Une proclamation qui sonne comme un avertissement : le rappeur des Pouilles revient avec une imagerie narrative plus sombre et combative, prêt à rouvrir son univers fait d’épopées urbaines, de blessures ouvertes et de tension narrative. Le projet semble promettre un nouveau bond dans sa construction mythologique, où l’héroïsme est fragile et où le monde est un anneau de symboles et de traumatismes.
Son dernier album « I nome del Diavolo » est sorti en février 2024 (LIRE LA REVUE),
LE TEASER
L’album arrive précédé d’une bande-annonce évocatrice située sur un plateau de tournage, dans lequel sont mises en scène les funérailles de l’artiste. La caméra suit les personnages rassemblés autour du cercueil, tandis que l’acteur Filippo Timi récite un monologue avant d’entraîner les spectateurs vers un rebondissement final.
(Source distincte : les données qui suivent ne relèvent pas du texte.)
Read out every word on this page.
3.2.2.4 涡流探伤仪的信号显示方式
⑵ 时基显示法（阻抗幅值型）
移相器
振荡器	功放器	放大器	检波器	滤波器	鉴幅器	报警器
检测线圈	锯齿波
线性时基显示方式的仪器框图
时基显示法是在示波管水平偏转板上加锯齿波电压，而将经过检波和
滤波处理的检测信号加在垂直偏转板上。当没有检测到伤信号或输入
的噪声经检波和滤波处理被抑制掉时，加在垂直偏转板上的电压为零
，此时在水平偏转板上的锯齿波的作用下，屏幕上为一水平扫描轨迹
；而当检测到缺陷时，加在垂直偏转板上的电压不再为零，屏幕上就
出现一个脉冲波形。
Que signifie être un héros ?
« Faire le bien de toutes ses forces » répondrait la plupart des gens.
« Échouer lamentablement au nom d’une utopie ! » les méchants tonneraient.
« Faites preuve de courage et d’abnégation face au danger et à l’adversité », entonnaient les universitaires. Eh bien, toutes ces définitions sont fausses, anciennes, obsolètes, dépassées, adaptées aux époques passées, à un monde dans lequel la distinction entre le bien et le mal apparaissait claire et irréductible. La société contemporaine, la société de consommation qui prône l’individualisme et glorifie l’égoïsme, la société qui a sacrifié les valeurs de justice en les remplaçant par celles du mérite, a réussi à amalgamer les deux absolus. Mais dès lors, si le bien et le mal se ressemblent, si l’être humain opte pour l’un ou l’autre selon un seul critère, l’utilité, comment peut-on reconnaître un héros ? Ou, pire encore, est-il possible que ce monde ne soit plus capable de les créer ? Ici, la civilisation a surmonté ces dilemmes de la manière la plus stupide et la plus injuste : en nous rendant tous spéciaux. Ou du moins nous le faire croire.
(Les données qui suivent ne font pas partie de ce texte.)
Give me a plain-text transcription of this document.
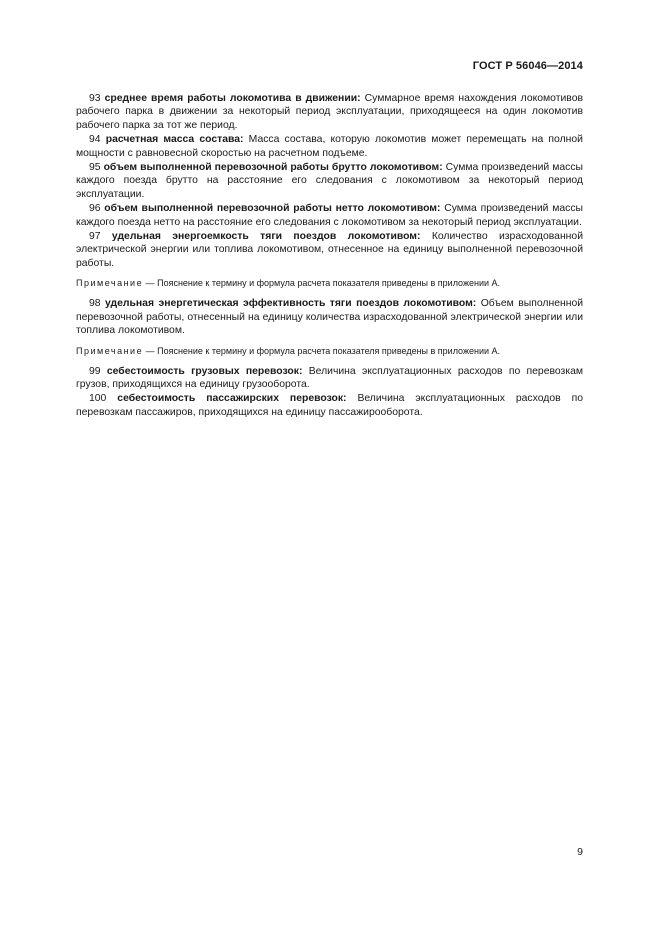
ГОСТ Р 56046—2014

93 среднее время работы локомотива в движении: Суммарное время нахождения локомотивов рабочего парка в движении за некоторый период эксплуатации, приходящееся на один локомотив рабочего парка за тот же период.

94 расчетная масса состава: Масса состава, которую локомотив может перемещать на полной мощности с равновесной скоростью на расчетном подъеме.

95 объем выполненной перевозочной работы брутто локомотивом: Сумма произведений массы каждого поезда брутто на расстояние его следования с локомотивом за некоторый период эксплуатации.

96 объем выполненной перевозочной работы нетто локомотивом: Сумма произведений массы каждого поезда нетто на расстояние его следования с локомотивом за некоторый период эксплуатации.

97 удельная энергоемкость тяги поездов локомотивом: Количество израсходованной электрической энергии или топлива локомотивом, отнесенное на единицу выполненной перевозочной работы.

Примечание — Пояснение к термину и формула расчета показателя приведены в приложении А.

98 удельная энергетическая эффективность тяги поездов локомотивом: Объем выполненной перевозочной работы, отнесенный на единицу количества израсходованной электрической энергии или топлива локомотивом.

Примечание — Пояснение к термину и формула расчета показателя приведены в приложении А.

99 себестоимость грузовых перевозок: Величина эксплуатационных расходов по перевозкам грузов, приходящихся на единицу грузооборота.

100 себестоимость пассажирских перевозок: Величина эксплуатационных расходов по перевозкам пассажиров, приходящихся на единицу пассажирооборота.

9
Ils nous ont appris que chacun de nous est le héros de sa propre histoire, que chacun de nous est prédestiné, talentueux, un génie envoyé sur cette terre pour accomplir une tâche divine. C’est ce que vous croyez et c’est ce que je crois aussi. Et maintenant plus que jamais ma mission m’apparaît claire, aussi claire que le ciel de mars. Je suis votre mémorandum. Et j’apporte un seul message : MÊME LES HÉROS MEURENT.
Le nouvel album de Kid Yugi est né de cette prémisse intrigante, qui s’articule, comme le projet précédent, autour d’un « concept » bien défini : les héros sont des gens ordinaires, qui dictent l’intrigue de leurs propres histoires. Mais comme toute histoire, il y a toujours un début et une fin.
La fine frontière entre le bien et le mal, une analyse minutieuse de la société contemporaine, ce qui est bien et ce qui ne va pas, les références littéraires et cinématographiques sont encore les thèmes principaux de l’écriture de Yugi, dont les mesures sont parmi les plus originales et intéressantes du panorama musical italien.
LES FORMATS
A partir d’aujourd’hui, il sera possible de précommander à l’avance sur la boutique officielle Universal Music Italia : la version vinyle « FUNERALE EDITION » (signée et non signée) et le CD (signé et non signé). Tous les formats physiques peuvent être combinés avec le « carnet » exclusif qui contient les paroles et les illustrations de l’album. A partir de demain, les produits seront disponibles sur tout le marché.